Così, ad es., se dicessimo, con l’astrofisico Erich Jantsch nell’interessantissimo suo libro del 1979, L’autoorganizzazione dell’universo (Die Selbstorganisation des Universums), che «Dio è l’evoluzione», scadremmo sotto il livello di Bruno e Goethe, riducendo l’evoluzione a dinamismo del mondo e non precisando in che cosa poi consiste il dinamismo della stessa evoluzione. Le negazioni portano soltanto a riduzioni. Nessuna reale acquisizione se con Jantsch riconosciamo che «Dio non è il Creatore, ma pur sempre lo Spirito dell’universo».
La prospettiva si apre invece all’infinito se si afferma: proprio perché Creatore, Dio è anche lo Spirito dell’universo. Lo ‘Spirito’, concepito come ‘Dinamismo dell’autoorganizzazione’ dell’universo nei suoi diversi livelli, è divino non perché gli si attribuisce un concetto di Dio di tipo dinamico – e per tale dinamismo s’intende Dio stesso – ma perché il concetto di Dio cui si ricorre si ricava dalla differenziazione trinitaria. Soltanto entro questo orizzonte, infatti, è possibile sostenere che tutto è ‘da Dio’, tutto è ‘per mezzo di Dio’, tutto è ‘in Dio’.

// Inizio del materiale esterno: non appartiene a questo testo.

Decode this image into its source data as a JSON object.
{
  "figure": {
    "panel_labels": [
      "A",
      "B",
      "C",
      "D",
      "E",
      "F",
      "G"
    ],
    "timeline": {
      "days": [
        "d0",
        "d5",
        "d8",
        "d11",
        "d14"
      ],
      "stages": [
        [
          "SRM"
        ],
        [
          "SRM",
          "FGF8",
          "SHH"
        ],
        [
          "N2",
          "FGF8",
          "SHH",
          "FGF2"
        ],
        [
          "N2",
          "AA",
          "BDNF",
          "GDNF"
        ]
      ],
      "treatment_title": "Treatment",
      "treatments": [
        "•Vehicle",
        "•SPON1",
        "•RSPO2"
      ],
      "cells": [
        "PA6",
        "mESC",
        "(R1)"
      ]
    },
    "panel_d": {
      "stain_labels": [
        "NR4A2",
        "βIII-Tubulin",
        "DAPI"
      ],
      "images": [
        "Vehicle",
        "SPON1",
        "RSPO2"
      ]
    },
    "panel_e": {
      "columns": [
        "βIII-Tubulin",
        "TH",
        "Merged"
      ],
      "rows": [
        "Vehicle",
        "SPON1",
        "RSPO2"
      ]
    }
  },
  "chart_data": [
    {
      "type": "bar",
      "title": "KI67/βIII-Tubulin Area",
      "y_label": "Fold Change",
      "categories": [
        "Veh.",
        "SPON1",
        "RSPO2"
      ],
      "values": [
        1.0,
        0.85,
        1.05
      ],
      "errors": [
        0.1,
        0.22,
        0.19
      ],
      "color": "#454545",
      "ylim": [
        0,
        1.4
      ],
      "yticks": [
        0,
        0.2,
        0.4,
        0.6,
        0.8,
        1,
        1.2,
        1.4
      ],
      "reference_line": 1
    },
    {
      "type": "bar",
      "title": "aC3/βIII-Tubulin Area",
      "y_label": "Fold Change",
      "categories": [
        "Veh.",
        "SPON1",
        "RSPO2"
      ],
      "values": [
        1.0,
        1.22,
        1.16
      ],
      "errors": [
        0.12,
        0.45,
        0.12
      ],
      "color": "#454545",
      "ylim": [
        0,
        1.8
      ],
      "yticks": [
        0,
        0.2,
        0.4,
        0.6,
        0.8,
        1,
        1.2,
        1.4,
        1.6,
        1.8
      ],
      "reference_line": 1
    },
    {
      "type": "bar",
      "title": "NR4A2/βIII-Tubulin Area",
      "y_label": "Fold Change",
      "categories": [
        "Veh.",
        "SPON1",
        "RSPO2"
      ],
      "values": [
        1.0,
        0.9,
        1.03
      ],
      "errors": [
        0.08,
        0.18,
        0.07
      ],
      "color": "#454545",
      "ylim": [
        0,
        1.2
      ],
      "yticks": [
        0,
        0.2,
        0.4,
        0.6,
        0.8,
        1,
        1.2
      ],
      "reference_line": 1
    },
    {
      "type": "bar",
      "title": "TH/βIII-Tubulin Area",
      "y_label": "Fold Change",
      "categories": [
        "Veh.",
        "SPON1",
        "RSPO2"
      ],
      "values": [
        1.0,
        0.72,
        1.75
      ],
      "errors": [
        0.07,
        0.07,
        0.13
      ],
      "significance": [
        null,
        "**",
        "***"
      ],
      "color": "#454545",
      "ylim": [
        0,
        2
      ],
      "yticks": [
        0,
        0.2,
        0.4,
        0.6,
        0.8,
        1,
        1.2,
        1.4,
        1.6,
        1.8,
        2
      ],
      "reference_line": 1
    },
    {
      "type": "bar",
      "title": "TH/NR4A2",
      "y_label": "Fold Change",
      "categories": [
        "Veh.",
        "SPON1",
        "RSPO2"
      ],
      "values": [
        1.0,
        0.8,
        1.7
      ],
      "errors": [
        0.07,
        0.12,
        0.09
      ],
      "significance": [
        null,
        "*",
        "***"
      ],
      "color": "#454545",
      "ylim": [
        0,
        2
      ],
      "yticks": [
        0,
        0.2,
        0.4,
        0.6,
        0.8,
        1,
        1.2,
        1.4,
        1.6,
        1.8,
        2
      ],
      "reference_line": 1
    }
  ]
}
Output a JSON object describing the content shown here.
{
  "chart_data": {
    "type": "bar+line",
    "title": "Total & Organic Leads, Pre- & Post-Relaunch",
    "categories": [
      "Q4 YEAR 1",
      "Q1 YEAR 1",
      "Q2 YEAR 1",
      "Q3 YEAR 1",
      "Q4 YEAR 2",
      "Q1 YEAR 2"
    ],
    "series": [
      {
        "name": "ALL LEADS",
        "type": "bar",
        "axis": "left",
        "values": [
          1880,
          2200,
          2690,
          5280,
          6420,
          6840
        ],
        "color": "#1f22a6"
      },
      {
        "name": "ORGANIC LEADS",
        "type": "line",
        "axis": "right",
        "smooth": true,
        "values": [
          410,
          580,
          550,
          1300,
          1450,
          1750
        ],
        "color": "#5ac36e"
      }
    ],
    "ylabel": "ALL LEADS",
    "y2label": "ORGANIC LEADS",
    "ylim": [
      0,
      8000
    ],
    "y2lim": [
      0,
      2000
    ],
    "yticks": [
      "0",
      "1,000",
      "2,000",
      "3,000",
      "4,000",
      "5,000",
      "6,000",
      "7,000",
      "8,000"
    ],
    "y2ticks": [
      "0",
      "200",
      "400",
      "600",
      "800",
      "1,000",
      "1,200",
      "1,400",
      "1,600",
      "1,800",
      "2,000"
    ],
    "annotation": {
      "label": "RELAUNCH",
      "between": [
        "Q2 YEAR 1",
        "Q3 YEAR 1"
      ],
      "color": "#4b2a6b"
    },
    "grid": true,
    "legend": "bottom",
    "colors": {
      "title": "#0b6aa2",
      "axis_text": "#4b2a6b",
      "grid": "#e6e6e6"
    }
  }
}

All’interno di questi più ampi nessi trinitari trova la propria legittima collocazione anche la visione bruniana di un universo incommensurabile nel Dio infinito, un Dio che dall’interno del mondo opera attraverso le monadi, un Dio che anima e permea del proprio Spirito l’universo intero. Bruno intendeva parlare da filosofo, per cui intenzionalmente non ricorreva a idee cristiane quali la creazione del mondo, l’incarnazione di Dio, il dono dello Spirito. Né possiamo muovergli un qualche rimprovero, perché al suo tempo quelle dottrine teologiche non erano sufficientemente elaborate per consentire a scienziati e filosofi di farne un uso proficuo.
Spesso si dice che Giordano Bruno si pone sulla soglia dell’età moderna da profeta che preannunzia le prossime scoperte e da antesignano di una folta schiera di uomini nuovi. A me pare che, giunti alla fine di questa nostra età, Bruno si ponga anche come precursore di un ‘paradigma’ post-moderno per un mondo umano, che riuscirà a sopravvivere soltanto se entrerà in consonanza organica con lo Spirito dell’universo.